In 2024, Joe Tsai, co-founder and chairman of Alibaba, publicly stated that China lagged behind the U.S. by approximately two years in AI development.
He attributed this significant gap largely to the U.S. technology restrictions. In a podcast interview, Tsai explained that Washington’s export curbs had limited Chinese firms’ access to advanced chips like Nvidia’s GPUs, which in turn severely hampered Alibaba’s cloud business and its ability to provide top-tier computing services to its clients.
The U.S. chip companies, recognizing the substantial portion of their revenue generated from the Chinese market, had been actively lobbying the U.S. government to ease these restrictions.

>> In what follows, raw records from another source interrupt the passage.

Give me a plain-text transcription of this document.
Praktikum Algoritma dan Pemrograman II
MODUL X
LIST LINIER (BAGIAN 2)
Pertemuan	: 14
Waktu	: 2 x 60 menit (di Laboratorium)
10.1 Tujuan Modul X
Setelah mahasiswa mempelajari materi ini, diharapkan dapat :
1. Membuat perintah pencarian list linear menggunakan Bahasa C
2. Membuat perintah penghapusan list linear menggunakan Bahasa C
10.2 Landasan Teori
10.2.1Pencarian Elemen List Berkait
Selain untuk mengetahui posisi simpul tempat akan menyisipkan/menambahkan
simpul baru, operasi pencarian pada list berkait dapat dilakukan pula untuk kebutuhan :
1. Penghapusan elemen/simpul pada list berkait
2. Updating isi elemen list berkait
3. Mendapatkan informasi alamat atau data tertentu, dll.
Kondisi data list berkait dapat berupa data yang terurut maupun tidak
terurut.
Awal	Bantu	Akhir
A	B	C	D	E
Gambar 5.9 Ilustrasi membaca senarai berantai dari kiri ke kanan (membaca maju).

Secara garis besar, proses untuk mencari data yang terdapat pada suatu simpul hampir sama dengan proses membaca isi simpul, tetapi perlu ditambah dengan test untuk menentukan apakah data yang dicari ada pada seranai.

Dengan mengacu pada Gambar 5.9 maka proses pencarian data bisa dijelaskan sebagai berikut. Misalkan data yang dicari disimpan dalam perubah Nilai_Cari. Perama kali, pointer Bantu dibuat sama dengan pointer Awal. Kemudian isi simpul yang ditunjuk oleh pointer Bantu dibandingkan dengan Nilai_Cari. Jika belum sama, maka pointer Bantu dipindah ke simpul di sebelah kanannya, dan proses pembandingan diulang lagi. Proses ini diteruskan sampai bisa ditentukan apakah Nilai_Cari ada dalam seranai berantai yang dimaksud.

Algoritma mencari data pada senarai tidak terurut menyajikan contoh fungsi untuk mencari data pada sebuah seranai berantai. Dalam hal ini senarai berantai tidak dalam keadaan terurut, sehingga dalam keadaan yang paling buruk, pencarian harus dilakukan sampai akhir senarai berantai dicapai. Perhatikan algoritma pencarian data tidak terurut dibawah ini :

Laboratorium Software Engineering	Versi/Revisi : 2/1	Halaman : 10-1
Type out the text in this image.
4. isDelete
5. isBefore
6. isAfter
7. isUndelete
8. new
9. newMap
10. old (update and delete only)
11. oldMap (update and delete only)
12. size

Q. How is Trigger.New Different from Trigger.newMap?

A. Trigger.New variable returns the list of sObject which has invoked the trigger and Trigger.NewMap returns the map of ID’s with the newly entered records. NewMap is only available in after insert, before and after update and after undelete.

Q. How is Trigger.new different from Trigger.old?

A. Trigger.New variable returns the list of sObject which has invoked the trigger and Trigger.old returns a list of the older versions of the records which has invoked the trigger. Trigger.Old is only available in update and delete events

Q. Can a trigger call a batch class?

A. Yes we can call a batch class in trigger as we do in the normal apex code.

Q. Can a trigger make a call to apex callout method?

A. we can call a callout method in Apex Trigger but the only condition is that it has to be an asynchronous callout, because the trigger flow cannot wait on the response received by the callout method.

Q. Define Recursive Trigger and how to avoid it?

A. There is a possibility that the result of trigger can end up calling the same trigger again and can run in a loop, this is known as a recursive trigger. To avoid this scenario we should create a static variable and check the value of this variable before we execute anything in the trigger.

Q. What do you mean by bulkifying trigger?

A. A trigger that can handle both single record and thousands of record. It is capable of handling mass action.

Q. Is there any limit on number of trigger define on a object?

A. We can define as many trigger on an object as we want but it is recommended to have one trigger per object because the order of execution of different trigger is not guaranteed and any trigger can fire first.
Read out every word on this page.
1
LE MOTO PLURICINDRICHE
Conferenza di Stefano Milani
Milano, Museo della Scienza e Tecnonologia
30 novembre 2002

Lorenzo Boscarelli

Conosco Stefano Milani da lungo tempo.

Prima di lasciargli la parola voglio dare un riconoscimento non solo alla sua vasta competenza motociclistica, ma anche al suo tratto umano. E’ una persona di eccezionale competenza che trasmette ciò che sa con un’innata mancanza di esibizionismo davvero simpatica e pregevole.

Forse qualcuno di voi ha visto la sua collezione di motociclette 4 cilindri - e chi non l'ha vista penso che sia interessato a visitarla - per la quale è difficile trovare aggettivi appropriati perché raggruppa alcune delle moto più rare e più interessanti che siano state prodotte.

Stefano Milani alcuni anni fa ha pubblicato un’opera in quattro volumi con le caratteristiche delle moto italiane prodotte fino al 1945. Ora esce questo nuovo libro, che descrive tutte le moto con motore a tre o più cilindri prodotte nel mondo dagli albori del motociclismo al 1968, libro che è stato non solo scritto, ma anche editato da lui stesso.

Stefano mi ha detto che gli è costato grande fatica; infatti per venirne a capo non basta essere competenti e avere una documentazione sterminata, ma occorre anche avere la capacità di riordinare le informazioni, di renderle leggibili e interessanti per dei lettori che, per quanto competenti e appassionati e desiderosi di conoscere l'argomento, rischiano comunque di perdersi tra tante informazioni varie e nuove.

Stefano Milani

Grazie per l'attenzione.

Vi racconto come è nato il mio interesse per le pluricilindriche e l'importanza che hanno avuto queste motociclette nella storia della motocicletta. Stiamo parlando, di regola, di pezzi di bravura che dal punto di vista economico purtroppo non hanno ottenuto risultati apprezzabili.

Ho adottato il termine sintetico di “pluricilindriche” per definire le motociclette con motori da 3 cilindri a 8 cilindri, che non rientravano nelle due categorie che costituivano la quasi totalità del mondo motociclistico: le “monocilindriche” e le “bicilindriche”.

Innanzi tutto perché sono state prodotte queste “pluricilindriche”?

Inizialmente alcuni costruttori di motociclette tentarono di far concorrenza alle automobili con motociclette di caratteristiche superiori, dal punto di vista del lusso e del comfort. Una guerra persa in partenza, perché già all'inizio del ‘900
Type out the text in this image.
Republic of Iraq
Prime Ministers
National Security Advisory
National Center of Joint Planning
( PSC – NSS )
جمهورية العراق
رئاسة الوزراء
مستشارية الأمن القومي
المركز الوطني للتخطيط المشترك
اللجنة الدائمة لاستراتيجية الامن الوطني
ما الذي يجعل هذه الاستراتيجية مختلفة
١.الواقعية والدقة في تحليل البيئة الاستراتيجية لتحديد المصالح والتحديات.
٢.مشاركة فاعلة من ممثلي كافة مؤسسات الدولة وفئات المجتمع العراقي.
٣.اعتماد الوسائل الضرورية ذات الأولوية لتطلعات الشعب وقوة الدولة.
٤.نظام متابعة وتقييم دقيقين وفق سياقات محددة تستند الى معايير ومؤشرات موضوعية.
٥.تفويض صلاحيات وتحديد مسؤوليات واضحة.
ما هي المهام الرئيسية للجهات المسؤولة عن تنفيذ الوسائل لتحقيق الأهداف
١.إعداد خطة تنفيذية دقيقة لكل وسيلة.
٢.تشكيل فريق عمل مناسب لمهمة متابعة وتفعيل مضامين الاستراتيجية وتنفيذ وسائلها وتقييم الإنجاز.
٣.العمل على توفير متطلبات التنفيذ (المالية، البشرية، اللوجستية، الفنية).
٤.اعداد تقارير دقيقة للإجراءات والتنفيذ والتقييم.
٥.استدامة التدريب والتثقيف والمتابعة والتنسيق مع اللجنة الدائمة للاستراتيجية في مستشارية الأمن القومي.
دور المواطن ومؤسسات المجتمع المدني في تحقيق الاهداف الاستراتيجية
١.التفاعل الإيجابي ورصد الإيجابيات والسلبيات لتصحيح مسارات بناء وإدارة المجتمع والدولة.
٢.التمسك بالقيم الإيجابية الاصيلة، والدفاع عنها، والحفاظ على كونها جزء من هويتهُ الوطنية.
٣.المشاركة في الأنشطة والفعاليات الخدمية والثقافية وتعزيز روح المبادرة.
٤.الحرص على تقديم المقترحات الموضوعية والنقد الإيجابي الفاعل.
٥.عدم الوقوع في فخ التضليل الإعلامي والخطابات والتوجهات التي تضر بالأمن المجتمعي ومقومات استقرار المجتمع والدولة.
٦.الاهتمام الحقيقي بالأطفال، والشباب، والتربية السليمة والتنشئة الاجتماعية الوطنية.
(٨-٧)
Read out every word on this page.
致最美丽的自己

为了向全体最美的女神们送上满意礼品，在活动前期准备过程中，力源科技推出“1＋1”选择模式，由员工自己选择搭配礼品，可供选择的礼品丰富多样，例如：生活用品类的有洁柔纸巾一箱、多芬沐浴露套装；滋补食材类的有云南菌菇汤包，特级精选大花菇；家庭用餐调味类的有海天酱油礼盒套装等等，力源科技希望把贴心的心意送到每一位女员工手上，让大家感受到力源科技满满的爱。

Their arguments highlighted the detrimental impact of the bans on their financial performance. As a direct consequence of the export ban on H20 products to China, which came into effect on April 9, Nvidia notably booked a $4.5 billion charge in its first quarter, reflecting the significant financial hit.
Looking ahead, Nvidia CEO Jensen Huang is reportedly slated to attend the opening ceremony of China’s International Supply Chain Expo in Beijing on Wednesday.
Prior reports had indicated that Huang was preparing for an important diplomatic trip to China, where the company intended to introduce a new, scaled-down AI chip that adheres to U.S. export regulations.
According to the Financial Times, this new chip is a modified version of the Blackwell RTX Pro 6000, designed with certain advanced features, such as high-bandwidth memory and NVLink, excluded to comply with the restrictions.
Nvidia reportedly plans to debut this China-specific AI chip as early as September. Sources familiar with the matter also noted that Huang aims to meet with top Chinese officials, including Premier Li Qiang and Vice Premier He Lifeng, during his visit to the International Supply Chain Expo next week in Beijing.
Price Action: BABA stock is trading up 5.66% to $114.35 premarket at last check Tuesday.